We use the provided coordinates to fetch the surrounding reference sequence, compute the reverse complement, and score pairwise local alignments between these sequences and the provided query sequence.
- If the query sequence aligns to the forward reference sequence then we determine that the query sequence lies on the forward strand of the reference sequence.
- If the query sequence aligns to the reverse complement of the reference sequence then we determine that the query sequence lies on the reverse strand of the reference sequence and a strand flip is required to get to forward genome stranding.
- If the query sequence aligns to both the forward and reverse complement of the reference sequence then an exception is raised.
- If the query sequence aligns to neither the forward nor reverse complement of
the reference sequence then an
Unstrandable
exception is raised.
pip install stranding
SeqSeek is installed as a dependency to pull the reference sequences but the sequence files themselves are not automatically downloaded by default. Download them with either:
download_build_37
or
download_build_38
depending on which assembly you require.
Consider a probe sequence for the famous rs429358 marker in the APOE gene in Illumina TOP stranding:
apoe_probe = 'TGCACCAGGCGGCCGC[A/G]CACGTCCTCCATGTCCGCG'
apoe_5p = 'TACTGCACCAGGCGGCCGC'
apoe_3p = 'CACGTCCTCCATGTCCGCG'
We can visually determine that this probe sequence aligns to the negative strand of the reference by examining the tracks on the dbSNP site.
The interbase (0-based) coordinate for the position being assayed is 45411940
on chromosome 19 of the build 37 reference assembly.
pos = 45411940
chr = 19
We use the SeqSeek constants BUILD37
and BUILD38
to designate the assembly.
from seqseek import BUILD37, BUILD38
We can determine which strand of the reference assembly these flanking sequences lie on as follows:
from stranding import GenomeStranding
GenomeStranding().strand_flanks(apoe_5p, apoe_3p, BUILD37, chr, pos)
>>> -1
-1 indicates that the sequences align to the reverse/minus strand of the reference assembly.

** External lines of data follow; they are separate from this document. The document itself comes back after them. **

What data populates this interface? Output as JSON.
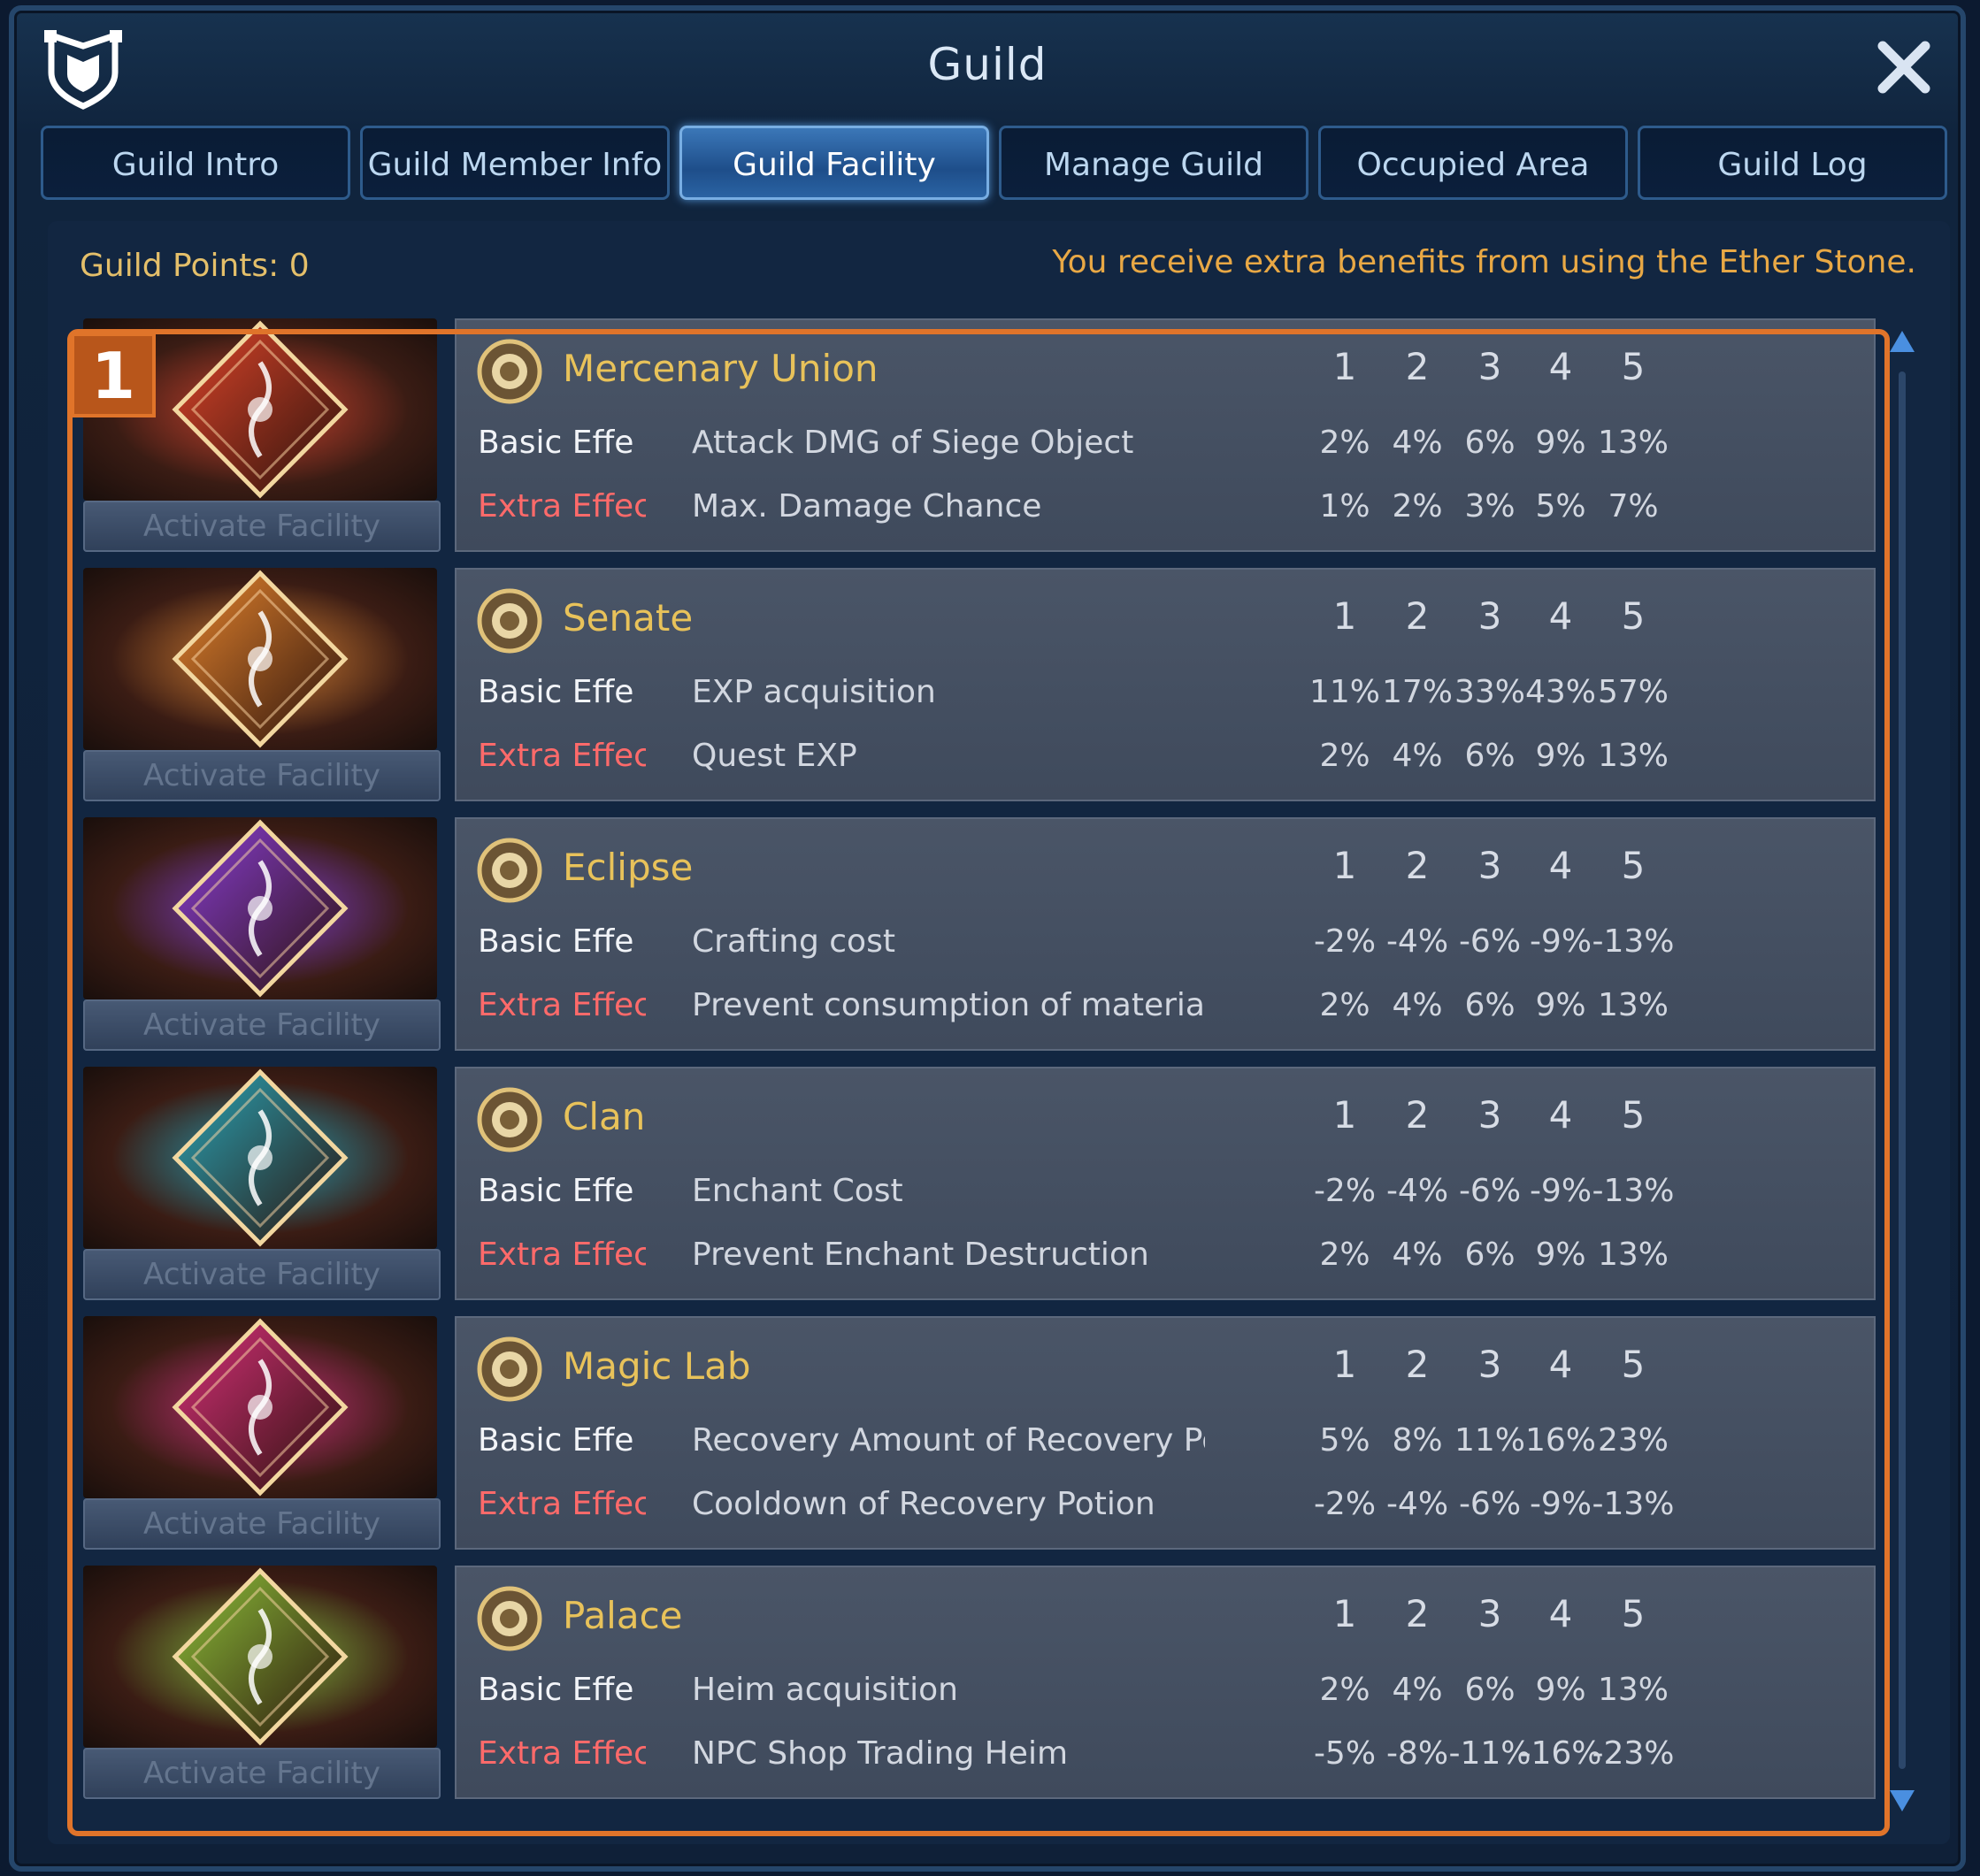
{
  "window": {
    "title": "Guild"
  },
  "tabs": [
    {
      "label": "Guild Intro"
    },
    {
      "label": "Guild Member Info"
    },
    {
      "label": "Guild Facility",
      "active": true
    },
    {
      "label": "Manage Guild"
    },
    {
      "label": "Occupied Area"
    },
    {
      "label": "Guild Log"
    }
  ],
  "guild_points": "Guild Points: 0",
  "ether_note": "You receive extra benefits from using the Ether Stone.",
  "annotation_badge": "1",
  "levels": [
    "1",
    "2",
    "3",
    "4",
    "5"
  ],
  "activate_label": "Activate Facility",
  "basic_label": "Basic Effe",
  "extra_label": "Extra Effec",
  "facilities": [
    {
      "name": "Mercenary Union",
      "icon": "mercenary-union-emblem-icon",
      "color": "#e0452a",
      "basic": {
        "desc": "Attack DMG of Siege Object",
        "values": [
          "2%",
          "4%",
          "6%",
          "9%",
          "13%"
        ]
      },
      "extra": {
        "desc": "Max. Damage Chance",
        "values": [
          "1%",
          "2%",
          "3%",
          "5%",
          "7%"
        ]
      }
    },
    {
      "name": "Senate",
      "icon": "senate-griffin-emblem-icon",
      "color": "#e8862e",
      "basic": {
        "desc": "EXP acquisition",
        "values": [
          "11%",
          "17%",
          "33%",
          "43%",
          "57%"
        ]
      },
      "extra": {
        "desc": "Quest EXP",
        "values": [
          "2%",
          "4%",
          "6%",
          "9%",
          "13%"
        ]
      }
    },
    {
      "name": "Eclipse",
      "icon": "eclipse-emblem-icon",
      "color": "#8a3ed6",
      "basic": {
        "desc": "Crafting cost",
        "values": [
          "-2%",
          "-4%",
          "-6%",
          "-9%",
          "-13%"
        ]
      },
      "extra": {
        "desc": "Prevent consumption of material w",
        "values": [
          "2%",
          "4%",
          "6%",
          "9%",
          "13%"
        ]
      }
    },
    {
      "name": "Clan",
      "icon": "clan-emblem-icon",
      "color": "#2aa6b8",
      "basic": {
        "desc": "Enchant Cost",
        "values": [
          "-2%",
          "-4%",
          "-6%",
          "-9%",
          "-13%"
        ]
      },
      "extra": {
        "desc": "Prevent Enchant Destruction",
        "values": [
          "2%",
          "4%",
          "6%",
          "9%",
          "13%"
        ]
      }
    },
    {
      "name": "Magic Lab",
      "icon": "magic-lab-emblem-icon",
      "color": "#d8307a",
      "basic": {
        "desc": "Recovery Amount of Recovery Po",
        "values": [
          "5%",
          "8%",
          "11%",
          "16%",
          "23%"
        ]
      },
      "extra": {
        "desc": "Cooldown of Recovery Potion",
        "values": [
          "-2%",
          "-4%",
          "-6%",
          "-9%",
          "-13%"
        ]
      }
    },
    {
      "name": "Palace",
      "icon": "palace-emblem-icon",
      "color": "#8ec23a",
      "basic": {
        "desc": "Heim acquisition",
        "values": [
          "2%",
          "4%",
          "6%",
          "9%",
          "13%"
        ]
      },
      "extra": {
        "desc": "NPC Shop Trading Heim",
        "values": [
          "-5%",
          "-8%",
          "-11%",
          "-16%",
          "-23%"
        ]
      }
    }
  ],
  "colors": {
    "accent_orange": "#e0742a",
    "name_gold": "#e8c25a",
    "extra_red": "#ff6a6a",
    "active_tab": "#2a63a3"
  }
}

+1 indicates that the sequences align to the forward/plus strand of the reference assembly.
By default GenomeStranding(...).strand_flanks(...)
allows the query sequences to
differ slightly from the reference sequence because it is common to observe
slight variations in third-party sequence data. This is especially true when working
with locus-specific databases that account for specific haplotypes.
GenomeStranding().strand_flanks('AT' + apoe_5p, apoe_3p + 'CG', BUILD37, chr, pos)
>>> -1
The same result is produced with these altered sequences because a suitable alignment is still found at the specified locus.
You can restrict this to find exact alignments only by passing tolerance=1.0
to the
constructor:
GenomeStranding(tolerance=1.0).strand_flanks('AT' + apoe_5p, apoe_3p + 'CG', BUILD37, chr, pos)
It is also common to find that sequences from third-party data sources don't align exactly where they claim.
Some reasons for this include:
- assaying a nearby locus to detect an insertion or deletion
- off-by-one errors or discrepancies due to converting to/from interbase and one-based coordinate systems
By default this package requires that the query sequence aligns to the exact location specified within the allowed tolerance.
GenomeStranding().strand_flanks(apoe_5p, apoe_3p, BUILD37, chr, pos - 10, window=10)
Large window sizes will take longer to compute than small windows.